Long before lunch hour, a slow-moving chain of SUVs, sedans and sports coupes had clogged the Salt Lake County Government Center's entrances - not to snag fast food, but to register to vote on the last sign-up day before the Nov. 4 election.
Would-be voters arrived by the thousands, filling out registrations in their front seats while the Clerk's Office moved its operation outdoors to accommodate the last-day crush.
"We have always known it was going to be a high-turnout year," Deputy Clerk Jason Yocom said as prospective voters jammed roads in and around the government complex near 2100 South and State Street.

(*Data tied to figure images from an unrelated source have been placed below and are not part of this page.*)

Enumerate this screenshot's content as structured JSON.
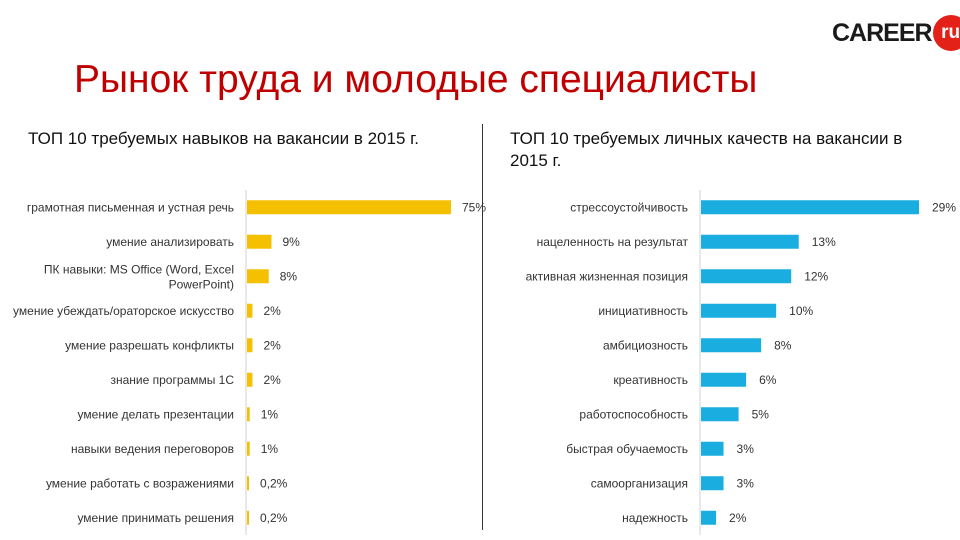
{
  "logo": {
    "word": "CAREER",
    "suffix": "ru"
  },
  "title": "Рынок труда и молодые специалисты",
  "charts": {
    "left": {
      "subtitle": "ТОП 10 требуемых навыков на вакансии в 2015 г."
    },
    "right": {
      "subtitle": "ТОП 10 требуемых личных качеств на вакансии в 2015 г."
    }
  },
  "chart_data": [
    {
      "type": "bar",
      "orientation": "horizontal",
      "title": "ТОП 10 требуемых навыков на вакансии в 2015 г.",
      "color": "#f5c000",
      "categories": [
        "грамотная письменная и устная речь",
        "умение анализировать",
        "ПК навыки: MS Office (Word, Excel PowerPoint)",
        "умение убеждать/ораторское искусство",
        "умение разрешать конфликты",
        "знание программы 1С",
        "умение делать презентации",
        "навыки ведения переговоров",
        "умение работать с возражениями",
        "умение принимать решения"
      ],
      "values": [
        75,
        9,
        8,
        2,
        2,
        2,
        1,
        1,
        0.2,
        0.2
      ],
      "labels": [
        "75%",
        "9%",
        "8%",
        "2%",
        "2%",
        "2%",
        "1%",
        "1%",
        "0,2%",
        "0,2%"
      ],
      "xlim": [
        0,
        75
      ]
    },
    {
      "type": "bar",
      "orientation": "horizontal",
      "title": "ТОП 10 требуемых личных качеств на вакансии в 2015 г.",
      "color": "#1aaee0",
      "categories": [
        "стрессоустойчивость",
        "нацеленность на результат",
        "активная жизненная позиция",
        "инициативность",
        "амбициозность",
        "креативность",
        "работоспособность",
        "быстрая обучаемость",
        "самоорганизация",
        "надежность"
      ],
      "values": [
        29,
        13,
        12,
        10,
        8,
        6,
        5,
        3,
        3,
        2
      ],
      "labels": [
        "29%",
        "13%",
        "12%",
        "10%",
        "8%",
        "6%",
        "5%",
        "3%",
        "3%",
        "2%"
      ],
      "xlim": [
        0,
        29
      ]
    }
  ]
}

Salt Lake County is bracing for big numbers at the polls. The Clerk's Office has registered more than 35,500 new voters since last November, pushing the election rolls past 517,000 people. And that's not counting Monday's registrations.
Similar trends have cropped up elsewhere along the Wasatch Front.
Close to 2,000 people clogged the Utah County Clerk's Office on Monday - so many that phones went unanswered and voice mail maxed out, even with 30 temporary workers on hand.
The county had 181,000 registered voters in February and likely will reach 250,000 after Monday's forms are processed, according to Clerk-Auditor Bryan Thompson. That's a jump of 69,000 voters.
What's striking, Thompson added, is the number of new voters between 18 and 24 years old. Brigham Young University and Utah Valley University turned in a combined 4,600 registrations from campus campaigns.
And, in Davis County, the clerk reports 25,000 more registered voters this year than Election Day 2004.
"We've got lines in the hallway," said Clerk-Auditor Steve Rawlings. "We've never had this much interest in an election in the [18] years that I've been with the county."
Bumper-to-bumper registrations continued through the day in Salt Lake County, where the Clerk's Office projected more than 5,000 voter registrations Monday alone - a single-day surge that officials handled in fast-food fashion with a parking lot drive-through.
"It kind of feels like you are going up for a hamburger or something," quipped Lawrence Kitpatrick of Taylorsville.
But with the national economy teetering into recession, a continuing war in Iraq and a historic presidential election just two weeks away, prospective voters seemed willing to wait in lines that sometimes numbered more than 40 vehicles long.
That was the case with Ronnie Brown, a Murray electrician who hasn't registered to vote for more than a decade. He couldn't stay away from the polls this year, not with the upheaval on Wall Street.
"It is pretty important with the economy," he said, explaining that a family member's retirement accounts have plunged hundreds of thousands of dollars. "This is going to be the biggest election in history."
So Brown took a day off work to register. Within 15 minutes of inching into the government center's entrance on 2100 South, he had completed his paperwork and decided to go inside and cast his ballot early.
But the long lines irked veteran Clerk Sherrie Swensen, who blamed the lurch on legislation last year that required prospective voters to show up at the Clerk's Office to register 15 days before the election, rather than sign up at satellite venues such as grocery stores, libraries and other county buildings in the weeks before Election Day.
"It is so frustrating to me," she said. "This is the result."
Brown isn't complaining. He spent his extra hours Monday remodeling his bathroom in Murray. And, more important, he cast his vote for president.
The person he thinks will resolve the nation's economic woes: John McCain.